During the recent Georgia Foreign Trade Conference Gov. Brian Kemp discussed how the new trade agreement with China has already benefited the Georgia Market. “As the nation’s largest poultry producer, Georgia stands to recapture a substantial portion of the Chinese market,” Kemp said. “Forty percent of all frozen poultry that leaves the United States does so through the Port of Savannah. Strong negotiations with China have paid off and present a substantial opportunity for producers in Georgia,” he said.
The first shipment of poultry – 50,000 pounds of Georgia-produced chicken feet – arrived in China in January. The governor added that cotton, animal feed, grain, peanuts and pecans, among other Georgia exports also stand to benefit from the Phase I trade deal with China, signed Jan. 15. In 2015 China banned U.S. poultry, prior to the ban the market was $500 million in annual sales for United States producers. The current market just for chicken feet is $835 million according to the USA poultry and egg export council.
The new deal requires China to focus more on preventing the theft of American technology and corporate secrets by state entities and companies. China claims punishments for intellectual property theft, such as larger fines and even imprisonment will prevent stealing. The deal also stipulates 200 billion dollars of goods to be purchased by china to balance out trade with the United States. The agreement allows China a two-year window to purchase the goods. In addition, the deal states that China is not able to manipulate currency and an enforcement system is included to make sure these rules are followed. In return the U.S. agreed to reduce tariffs on some Chinese products while keeping tariffs on $380 billion in goods to use as leverage for phase two of the deal. Several industries and consumers will benefit from the changes made so far.
Phase one may only be a partial deal but it is still good news for both United States and Chinese economies. The tariffs imposed by the Trump administration were seen as necessary to change policy, but certainly had repercussions for the supply chain, businesses, consumers and farmers.

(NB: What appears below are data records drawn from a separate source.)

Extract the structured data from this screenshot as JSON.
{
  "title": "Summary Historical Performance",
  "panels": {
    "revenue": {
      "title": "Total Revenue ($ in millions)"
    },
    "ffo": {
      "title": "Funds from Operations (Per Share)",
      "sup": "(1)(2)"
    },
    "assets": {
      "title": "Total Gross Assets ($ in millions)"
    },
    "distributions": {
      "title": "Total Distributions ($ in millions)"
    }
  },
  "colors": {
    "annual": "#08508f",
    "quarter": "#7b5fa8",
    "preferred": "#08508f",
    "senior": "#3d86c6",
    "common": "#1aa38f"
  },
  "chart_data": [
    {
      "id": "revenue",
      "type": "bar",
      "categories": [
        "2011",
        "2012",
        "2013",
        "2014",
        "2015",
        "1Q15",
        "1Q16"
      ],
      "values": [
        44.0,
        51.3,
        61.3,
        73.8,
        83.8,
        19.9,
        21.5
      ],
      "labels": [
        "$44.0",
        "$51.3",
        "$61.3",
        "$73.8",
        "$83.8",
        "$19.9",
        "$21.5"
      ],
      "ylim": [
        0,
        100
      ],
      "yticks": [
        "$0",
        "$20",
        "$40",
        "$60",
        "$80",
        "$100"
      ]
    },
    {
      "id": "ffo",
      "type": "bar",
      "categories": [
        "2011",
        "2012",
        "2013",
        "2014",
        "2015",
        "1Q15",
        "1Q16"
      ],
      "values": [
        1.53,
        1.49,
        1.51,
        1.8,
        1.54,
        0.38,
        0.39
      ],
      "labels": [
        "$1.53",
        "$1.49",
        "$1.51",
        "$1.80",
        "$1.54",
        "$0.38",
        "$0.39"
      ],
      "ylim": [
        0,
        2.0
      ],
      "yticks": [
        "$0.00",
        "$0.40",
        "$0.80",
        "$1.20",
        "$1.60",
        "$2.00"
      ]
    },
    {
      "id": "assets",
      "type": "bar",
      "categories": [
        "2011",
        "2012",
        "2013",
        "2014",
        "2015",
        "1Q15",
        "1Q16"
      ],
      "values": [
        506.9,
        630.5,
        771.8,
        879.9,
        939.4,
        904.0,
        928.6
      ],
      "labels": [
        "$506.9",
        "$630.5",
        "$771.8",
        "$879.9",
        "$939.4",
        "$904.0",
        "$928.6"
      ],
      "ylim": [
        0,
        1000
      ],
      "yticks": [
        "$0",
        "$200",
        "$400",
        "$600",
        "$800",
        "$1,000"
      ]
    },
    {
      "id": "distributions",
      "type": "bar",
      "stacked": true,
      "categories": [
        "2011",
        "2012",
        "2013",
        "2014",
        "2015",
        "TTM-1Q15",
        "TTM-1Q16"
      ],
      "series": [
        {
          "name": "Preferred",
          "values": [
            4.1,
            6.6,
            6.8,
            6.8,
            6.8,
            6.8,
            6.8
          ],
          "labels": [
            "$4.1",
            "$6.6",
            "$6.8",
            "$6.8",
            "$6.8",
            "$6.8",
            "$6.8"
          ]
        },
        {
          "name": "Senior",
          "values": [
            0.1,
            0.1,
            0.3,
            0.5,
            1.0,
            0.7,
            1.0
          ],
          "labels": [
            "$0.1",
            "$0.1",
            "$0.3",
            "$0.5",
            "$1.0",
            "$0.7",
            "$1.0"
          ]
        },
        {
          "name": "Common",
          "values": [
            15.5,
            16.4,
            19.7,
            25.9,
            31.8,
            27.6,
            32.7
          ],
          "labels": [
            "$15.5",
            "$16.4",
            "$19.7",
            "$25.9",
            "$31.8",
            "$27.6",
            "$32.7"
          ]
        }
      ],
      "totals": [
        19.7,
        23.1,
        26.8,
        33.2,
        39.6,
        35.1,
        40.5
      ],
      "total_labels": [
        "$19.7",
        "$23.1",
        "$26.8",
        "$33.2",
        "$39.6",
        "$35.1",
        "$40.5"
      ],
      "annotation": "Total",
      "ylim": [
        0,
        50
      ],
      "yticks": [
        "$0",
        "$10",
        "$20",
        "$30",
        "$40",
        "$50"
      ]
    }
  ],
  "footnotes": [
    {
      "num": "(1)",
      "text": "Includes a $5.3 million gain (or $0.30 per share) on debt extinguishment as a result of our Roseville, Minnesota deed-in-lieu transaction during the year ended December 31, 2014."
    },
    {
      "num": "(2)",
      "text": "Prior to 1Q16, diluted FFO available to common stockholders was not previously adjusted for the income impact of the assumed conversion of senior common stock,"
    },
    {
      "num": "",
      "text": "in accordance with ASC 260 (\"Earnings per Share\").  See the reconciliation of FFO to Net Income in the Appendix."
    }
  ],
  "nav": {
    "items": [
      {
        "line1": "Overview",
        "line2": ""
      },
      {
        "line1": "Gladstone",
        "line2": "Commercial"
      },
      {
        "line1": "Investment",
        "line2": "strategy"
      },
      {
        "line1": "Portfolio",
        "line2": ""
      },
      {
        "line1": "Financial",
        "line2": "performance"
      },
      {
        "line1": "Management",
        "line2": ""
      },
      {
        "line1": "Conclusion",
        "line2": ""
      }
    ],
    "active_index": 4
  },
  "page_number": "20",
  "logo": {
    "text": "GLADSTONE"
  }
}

Farm debt has reached a record high and farm bankruptcies are up 24 percent. In addition to lifting the ban on poultry China has agreed to lift the ban on dairy, infant formula, and beef which will all help farmers to sell more. $32 Billion of the $200 billion is to be allocated for agricultural products.
The agricultural industry is not the only winner in this new deal. The stock market had a record day when the deal was signed and is continuing to grow. The banking industry is also benefiting from new policies that will allow them to enter China without partnering with a local bank. JP Morgan Chase has already been planting seeds to grow in the Chinese market.
When the Chinese economy recovers it is predicted that their energy consumption will rise exponentially, and this will drive demand for natural gas.
The Tech industry dodged a bullet with phase one changes. The next round of tariffs Trump planned to implement were on cellphones, laptops and other tech products made in China. In the new deal those tariffs will never be put into place.
Many of the products on the shelves have had their tariffs reduced from 15 percent to 7.5 percent and some products, such as toys, escaped new tariffs headed their way.
We have yet to learn what phase two will bring and there are still hurdles to our recovery. Economists calculate that the U.S. and China trade war prevented growth of 3 percent last year ($65 billion) and the remaining tariffs will continue to hinder growth by $85 billion in 2020. While we wait for phase two, we can rejoice in the recovery we are making and the progress our government has made so far.